Robin told me after that she’d seen the kids so chatty – which of course made me feel like I’d done OK.

I left feeling happy. Happy that the students liked me and laughed in all the right places, happy that such a group existed for teens, and happy attitudes regarding diabetes among diabetic teens has changed for the better.

If you know a New Jersey diabetic teen in the Camden, Glouster, or Burlington County areas, tell them about the “Teens with Diabetes Support Group Meetings” at Virtua, and be sure to give them the following info.

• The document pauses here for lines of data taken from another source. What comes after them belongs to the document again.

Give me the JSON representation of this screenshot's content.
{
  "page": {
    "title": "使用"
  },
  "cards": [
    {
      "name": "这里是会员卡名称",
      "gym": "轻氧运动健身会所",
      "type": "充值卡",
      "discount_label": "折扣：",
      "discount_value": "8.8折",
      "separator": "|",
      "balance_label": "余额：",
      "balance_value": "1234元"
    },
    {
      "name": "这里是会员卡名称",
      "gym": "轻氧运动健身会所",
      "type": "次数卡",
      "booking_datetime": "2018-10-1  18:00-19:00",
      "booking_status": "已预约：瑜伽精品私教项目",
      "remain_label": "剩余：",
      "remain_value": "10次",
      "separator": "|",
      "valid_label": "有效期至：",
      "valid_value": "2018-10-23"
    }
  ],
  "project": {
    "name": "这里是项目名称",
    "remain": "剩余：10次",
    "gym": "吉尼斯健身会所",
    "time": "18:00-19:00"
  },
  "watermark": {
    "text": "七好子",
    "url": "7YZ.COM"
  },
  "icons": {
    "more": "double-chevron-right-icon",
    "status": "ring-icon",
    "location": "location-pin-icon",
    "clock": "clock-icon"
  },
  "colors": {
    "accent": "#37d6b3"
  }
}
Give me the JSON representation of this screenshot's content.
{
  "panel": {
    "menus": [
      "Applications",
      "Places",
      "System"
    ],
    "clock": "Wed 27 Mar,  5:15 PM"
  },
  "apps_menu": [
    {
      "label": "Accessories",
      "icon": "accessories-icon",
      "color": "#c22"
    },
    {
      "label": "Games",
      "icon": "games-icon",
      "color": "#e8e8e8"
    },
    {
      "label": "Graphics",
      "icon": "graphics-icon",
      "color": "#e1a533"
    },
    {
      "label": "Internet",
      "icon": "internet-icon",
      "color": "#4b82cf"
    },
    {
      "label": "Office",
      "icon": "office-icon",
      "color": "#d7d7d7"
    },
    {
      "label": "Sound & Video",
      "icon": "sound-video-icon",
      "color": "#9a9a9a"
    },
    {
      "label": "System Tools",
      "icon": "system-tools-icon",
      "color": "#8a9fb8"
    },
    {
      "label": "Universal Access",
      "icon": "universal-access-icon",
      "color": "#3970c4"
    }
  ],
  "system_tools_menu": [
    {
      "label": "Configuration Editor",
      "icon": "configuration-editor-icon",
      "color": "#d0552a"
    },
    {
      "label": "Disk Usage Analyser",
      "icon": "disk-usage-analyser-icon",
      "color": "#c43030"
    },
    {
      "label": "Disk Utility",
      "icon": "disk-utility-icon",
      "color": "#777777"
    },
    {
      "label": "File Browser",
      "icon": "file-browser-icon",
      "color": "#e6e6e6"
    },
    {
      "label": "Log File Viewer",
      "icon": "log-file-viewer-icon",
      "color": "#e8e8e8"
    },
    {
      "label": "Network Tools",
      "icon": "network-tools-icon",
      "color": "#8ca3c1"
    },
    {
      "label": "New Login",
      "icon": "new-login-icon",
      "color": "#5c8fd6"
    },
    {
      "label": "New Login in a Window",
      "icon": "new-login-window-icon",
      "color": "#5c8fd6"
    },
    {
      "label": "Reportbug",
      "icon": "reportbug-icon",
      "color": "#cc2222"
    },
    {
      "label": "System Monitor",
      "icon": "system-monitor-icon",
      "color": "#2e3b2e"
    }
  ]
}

Teens with Diabetes Support Group
Virtua Hospital
Barry D. Brown Health Education Center
106 Carnie Boulevard
Voorhees, NJ 08403

Facilitator: Robin Stout, RN, CDE

Or call: 1888-847-8823

The next meeting is scheduled 1/28/08
Additional meetings will be held on


Scott S said...

While it is encouraging that kids see diabetes as a positive, we can only hope that the person doing the interviews can be convinced to see diabetes the same way. Unfortunately, many small companies are inclined to see diabetes not as character-building, but as a huge incremental cost to the company's healthcare bill. Until we reform the nation's healthcare system, it may not be the ticket to a new job, but as reason NOT to hire someone!

Scott K. Johnson said...

That is so cool Kelly, you have probably touched a bunch of those kids in ways that will help them for their whole lives (and you got some good stuff from it too!).

meanderings said...

I can just "feel" the energy of the young people while reading. I appreciate their optimism and enthusiasm.

k2 said...

Scott -
Healthcare in this country needs to change, absolutely! But the fact that those teens believe nothing is off limits to them because of diabetes is amazing to me

Scottie J -
It was an amazing experience on every level. I don't know what they got from me, but the gifts they gave me were and are truly amazing!

Colleen -
They are going to change the world regarding Diabetes!

Anonymous said...

That sounds like an amazing experience, for both you and the group!! The only time I went to a diabetes support group I was 12 and it was mostly older people.. My high school experience was also very much like yours. I'd be interested in looking into finding a group for teens or college students for when I'm home during the summer.. It sounds like a really great support system to have!

k2 said...

Seonaid - A.K.A Making The Choice

It was a wonderful experience!
Support systems are so important for people with Diabetes. Please let me know if you find a group in the Phila area for College students.